U.S. Says Air Strikes Likely Killed Top IS Commander

A video grab shows Georgian native Umar al-Shishani and other alleged Islamic State militants in Iraq in June 2014.

Pentagon officials said U.S. air strikes last week likely killed a top Islamic State (IS) commander known as Umar al-Shishani, along with 12 other IS fighters.

The officials told news media on March 8 that the attacks were carried out on March 4 by multiple waves of planes and drone aircraft.

Pentagon press secretary Peter Cook said the attacks occurred near Al-Shaddadeh in Syria, a former IS stronghold that was captured in February by the U.S.-backed, predominantly Kurdish Syria Democratic Forces.

He said the IS leader, whose real name is Tarkhan Batirashvili, held numerous senior military positions within the group, including "minister of war," and was based in Raqqa, Syria.

Cook said that at the time of the strikes Shishani was in Al-Shaddadeh to bolster IS fighters who had suffered a series of defeats at the hands of local forces supported by the United States.

Cook said the Pentagon is still officially assessing the results of the strikes.

Shishani is one of hundreds of Chechens who have been among the toughest fighters in Syria. He is an ethnic Chechen from the Caucasus nation of Georgia, specifically from the Pankisi Valley, a center of Georgia's Chechen community and once a stronghold for militants.

Cook described him as a "battle-tested leader," one of IS's most capable, with experience in numerous clashes in Iraq and Syria. He said that his loss to IS would hurt the group's ability to recruit foreign fighters, especially those from Chechnya and the Caucasus region.

The U.S. State Department had put a $5 million reward on his head.

A senior defense official who provided details about the March 4 air strike said the Chechen had joined the Georgian military in 2006 and fought against Russian troops in 2008 in the Georgia's breakway region of South Ossetia as part of an elite military unit.

Shishani was discharged from the Georgian Army in 2010 for medical reasons, the defense official said, and in 2012 left Georgia for Istanbul.
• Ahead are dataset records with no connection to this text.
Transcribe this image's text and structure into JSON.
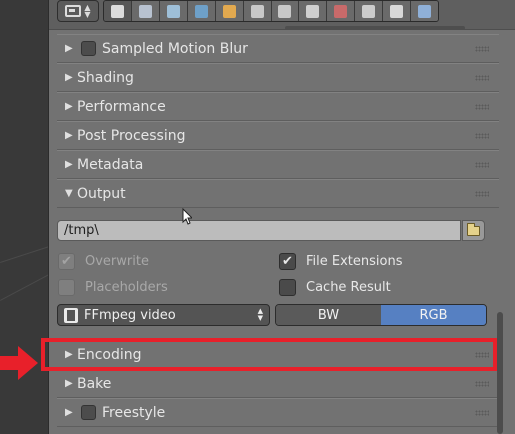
{
  "header": {
    "editor_menu_icon": "properties-editor-icon",
    "context_tabs": [
      {
        "name": "render-icon",
        "color": "#dcdcdc",
        "active": true
      },
      {
        "name": "render-layers-icon",
        "color": "#b8c2d0"
      },
      {
        "name": "scene-icon",
        "color": "#9ebfd8"
      },
      {
        "name": "world-icon",
        "color": "#6ea0c8"
      },
      {
        "name": "object-icon",
        "color": "#e2a94f"
      },
      {
        "name": "constraints-icon",
        "color": "#c8c8c8"
      },
      {
        "name": "modifiers-icon",
        "color": "#c8c8c8"
      },
      {
        "name": "data-icon",
        "color": "#d0d0d0"
      },
      {
        "name": "material-icon",
        "color": "#c86a6a"
      },
      {
        "name": "texture-icon",
        "color": "#cccccc"
      },
      {
        "name": "particles-icon",
        "color": "#d8d8d8"
      },
      {
        "name": "physics-icon",
        "color": "#8fb0d8"
      }
    ]
  },
  "panels": {
    "motion_blur": "Sampled Motion Blur",
    "shading": "Shading",
    "performance": "Performance",
    "post_processing": "Post Processing",
    "metadata": "Metadata",
    "output": "Output",
    "encoding": "Encoding",
    "bake": "Bake",
    "freestyle": "Freestyle"
  },
  "output": {
    "path": "/tmp\\",
    "overwrite": {
      "label": "Overwrite",
      "checked": true,
      "enabled": false
    },
    "placeholders": {
      "label": "Placeholders",
      "checked": false,
      "enabled": false
    },
    "file_extensions": {
      "label": "File Extensions",
      "checked": true
    },
    "cache_result": {
      "label": "Cache Result",
      "checked": false
    },
    "file_format": "FFmpeg video",
    "color_modes": [
      "BW",
      "RGB"
    ],
    "color_mode_selected": "RGB"
  },
  "colors": {
    "highlight": "#e8202a",
    "active_toggle": "#5680c2"
  }
}
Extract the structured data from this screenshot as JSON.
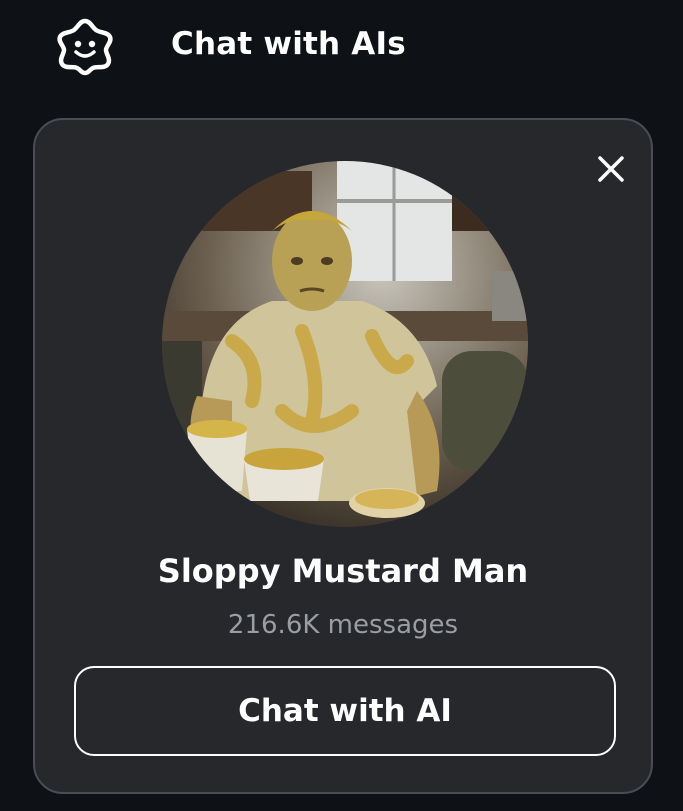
{
  "header": {
    "logo_icon": "smiley-star-logo-icon",
    "title": "Chat with AIs"
  },
  "card": {
    "close_icon": "close-icon",
    "avatar_alt": "character-avatar",
    "character_name": "Sloppy Mustard Man",
    "message_count": "216.6K messages",
    "chat_button_label": "Chat with AI"
  },
  "colors": {
    "page_background": "#0e1116",
    "card_background": "#26282c",
    "card_border": "#4a4d53",
    "secondary_text": "#9a9da3",
    "primary_text": "#ffffff"
  }
}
From there, he went to Syria and commanded rebel forces against Syrian government forces.

He joined IS in 2013, the official said, and at one point oversaw an IS prison in Al-Tabqa near Raqqa where the group may have held foreign hostages. In May 2013, he was appointed northern commander for IS with authority over the group's military operations and forces in northern Syria.